Il giorno dopo il vertice arrivano le dichiarazioni dell’M23, una doccia fredda sugli accordi. Il portavoce del movimento ribelle, Willy Ngoma, spiega che l’accordo non “coinvolge l’M23. Siamo congolesi, non ruandesi. Se c’è un cessate il fuoco, può essere solo tra noi e il governo congolese, non abbiamo niente a che fare con il Ruanda. Ci viene chiesto di partire da qui, ma per andare dove? È impossibile”.
Probabilmente a Luanda si sono dimenticati di invitare il terzo attore delle tensioni in Nord Kivu, oppure credono davvero che i ribelli in questione siano veramente sostenuti da Kagame. Non è una questione da poco.
L’M23 è un gruppo ribelle a maggioranza tutsi - la stessa etnia che ha le redini del potere a Kigali – che ha ripreso le ostilità alla fine dell’anno scorso, accusando Kinshasa di non aver rispettato gli accordi sulla smobilitazione e il reinserimento dei suoi combattenti.

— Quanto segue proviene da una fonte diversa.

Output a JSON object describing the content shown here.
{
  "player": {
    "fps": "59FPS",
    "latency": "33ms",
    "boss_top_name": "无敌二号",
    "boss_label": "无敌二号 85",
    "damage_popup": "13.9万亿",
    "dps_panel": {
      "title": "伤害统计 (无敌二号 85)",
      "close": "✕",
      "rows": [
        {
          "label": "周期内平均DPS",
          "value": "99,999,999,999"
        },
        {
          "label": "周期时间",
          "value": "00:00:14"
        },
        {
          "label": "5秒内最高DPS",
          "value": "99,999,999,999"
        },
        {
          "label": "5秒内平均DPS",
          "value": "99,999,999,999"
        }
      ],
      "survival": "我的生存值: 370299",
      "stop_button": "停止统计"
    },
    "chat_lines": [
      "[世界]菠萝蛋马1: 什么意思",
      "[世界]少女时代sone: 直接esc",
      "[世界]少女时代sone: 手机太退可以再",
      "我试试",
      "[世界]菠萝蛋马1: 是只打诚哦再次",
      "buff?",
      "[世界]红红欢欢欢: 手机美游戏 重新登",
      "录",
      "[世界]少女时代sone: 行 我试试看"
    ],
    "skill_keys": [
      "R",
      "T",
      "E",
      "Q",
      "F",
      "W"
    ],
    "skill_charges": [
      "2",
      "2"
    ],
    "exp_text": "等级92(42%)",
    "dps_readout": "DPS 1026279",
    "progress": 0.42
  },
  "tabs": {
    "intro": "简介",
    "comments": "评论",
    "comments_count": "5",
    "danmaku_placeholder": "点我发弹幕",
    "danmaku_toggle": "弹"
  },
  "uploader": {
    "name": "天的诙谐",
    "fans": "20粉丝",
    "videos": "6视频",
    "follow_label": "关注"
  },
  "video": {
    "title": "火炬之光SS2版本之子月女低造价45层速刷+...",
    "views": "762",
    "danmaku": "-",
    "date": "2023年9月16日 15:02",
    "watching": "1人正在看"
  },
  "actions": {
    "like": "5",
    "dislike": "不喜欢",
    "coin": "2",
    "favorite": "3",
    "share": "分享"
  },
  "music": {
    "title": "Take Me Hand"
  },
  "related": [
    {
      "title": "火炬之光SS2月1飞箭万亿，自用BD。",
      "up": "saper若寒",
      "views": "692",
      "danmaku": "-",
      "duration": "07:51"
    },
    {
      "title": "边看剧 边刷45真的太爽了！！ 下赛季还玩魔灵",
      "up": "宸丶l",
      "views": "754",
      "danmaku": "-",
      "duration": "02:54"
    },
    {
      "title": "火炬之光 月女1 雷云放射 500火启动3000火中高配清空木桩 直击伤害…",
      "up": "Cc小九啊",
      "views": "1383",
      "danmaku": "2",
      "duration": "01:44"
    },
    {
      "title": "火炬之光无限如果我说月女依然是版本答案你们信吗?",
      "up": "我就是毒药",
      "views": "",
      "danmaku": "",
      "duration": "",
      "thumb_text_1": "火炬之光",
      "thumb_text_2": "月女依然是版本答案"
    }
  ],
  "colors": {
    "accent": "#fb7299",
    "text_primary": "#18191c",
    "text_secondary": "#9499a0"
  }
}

Ma il giallo si infittisce.
Nessun accordo, nessun cessate il fuco ma solo una tabella di marcia comune “con obiettivi e attività chiari”, in vista del prossimo vertice di Luanda. Così il 12 luglio il governo di Kigali ha ufficialmente smentito la firma o un qualsiasi accordo di cessate il fuoco nell’est della Repubblica democratica del Congo, come invece annunciato il 6 luglio.
La smentita è stata diffusa dal ministro ruandese degli Esteri e della Cooperazione, Vincent Biruta, che ha poi aggiunto che la “disinformazione e il populismo stanno minando l’obiettivo generale di raggiungere la pace” nella Repubblica democratica del Congo. Tutto da rifare? Pare proprio di sì. Le schermaglie diplomatiche si aggiungono alle schermaglie sul campo e non fanno altro che surriscaldare gli animi.
La contesa armata tra Fardc e M23 continua e a farne le spese, come sempre, la popolazione che si trova tra due fuochi, senza comprenderne bene la ragione, sa solo che deve fuggire dalle proprie case. Il Nord Kivu continua a essere teatro di scontri e delle scorribande di gruppi armati, ribelli o no che siano, da ormai 25 anni e il governo congolese non riesce a governare il territorio dove ha decretato, l’anno scorso, lo stato di emergenza che consente all’esercito pieni poteri e libertà di azione, con risultati, tuttavia, molto scarsi ed è comprensibile visto che neanche i tre presidenti, quello congolese, quello ruandese e quello angolano, riescono a concordare una dichiarazione comune.